My kid sister did it for a while and she's pretty awesome, and patient, too.
"The scientist is possessed by the sense of universal causation...His religious feeling takes the form of a rapturous amazement at the harmony of natural law, which reveals an intelligence of such superiority that, compared with it, all the systematic thinking and acting of human beings is an utterly insignificant reflection." -- Albert Einstein.
"Everyone who is seriously involved in the pursuit of science becomes convinced that a spirit is manifest in the laws of the universe -- a spirit vastly superior to that of man." -- Albert Einstein
Immediately you would like to know where this number [ α] for a coupling comes from: is it related to pi, or perhaps to the base of natural logarithms? Nobody knows. Its one of the greatest da-- mysteries in physics: a magic number that comes to us with no understanding by man. You might say the hand of God wrote the number, and we dont know how He pushed His pencil." -- Richard Feynman, Nobel Laurette Physics, QED The Strange Theory of Light and Matter, Page 129., Princeton University Press, 1985.
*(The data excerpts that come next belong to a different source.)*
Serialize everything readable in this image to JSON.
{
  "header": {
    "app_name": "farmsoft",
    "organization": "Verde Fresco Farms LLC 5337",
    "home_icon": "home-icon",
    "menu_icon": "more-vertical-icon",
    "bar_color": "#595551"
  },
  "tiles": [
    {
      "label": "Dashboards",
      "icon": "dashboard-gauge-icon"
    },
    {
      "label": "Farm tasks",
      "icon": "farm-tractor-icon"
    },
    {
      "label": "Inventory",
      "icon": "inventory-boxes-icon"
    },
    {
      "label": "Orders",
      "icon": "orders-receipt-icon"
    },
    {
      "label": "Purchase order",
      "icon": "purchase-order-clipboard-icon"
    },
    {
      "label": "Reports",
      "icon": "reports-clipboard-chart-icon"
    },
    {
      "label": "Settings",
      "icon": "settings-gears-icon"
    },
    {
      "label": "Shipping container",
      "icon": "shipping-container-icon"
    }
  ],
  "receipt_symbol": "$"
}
"One of the most fundamental laws of natural science is that nothing in the physical world ever happens without a cause. There simply cannot be a creation without some kind of spiritual creator." -- Werner von Braun
"This beautiful system of the sun, planets and comets could only proceed from the counsel and dominion of an intelligent and powerful Being...." -- Sir Isaac newton, inventor of the scientific method, calculus and orbital mechanics.
From what I hear on this thread, the nasty mob threw feces at her, or something just as bad.
Present all the information as theory, and not fact. Present supposition on the part of scientists as supposition, and not as hard and fast law.
In a word........tell the truth.
Don't say that the Grand Canyon was formed by the Colorado River over millions of years, as if there's no other opinion. Say that "most scientists think" that the Colorado River created the Grand Canyon. Don't present the evolution of man from ape as reality, but say "most scientists think" that man descended from animals.
That way, in a few years when the evolutionary 'facts' once again are refuted, as they have been repeatedly in the past, then you don't have to spend taxpayer's money, and buy all new signs for the exhibit. :)
Fair enough?
I'm going to have to take a posting break but I will respond.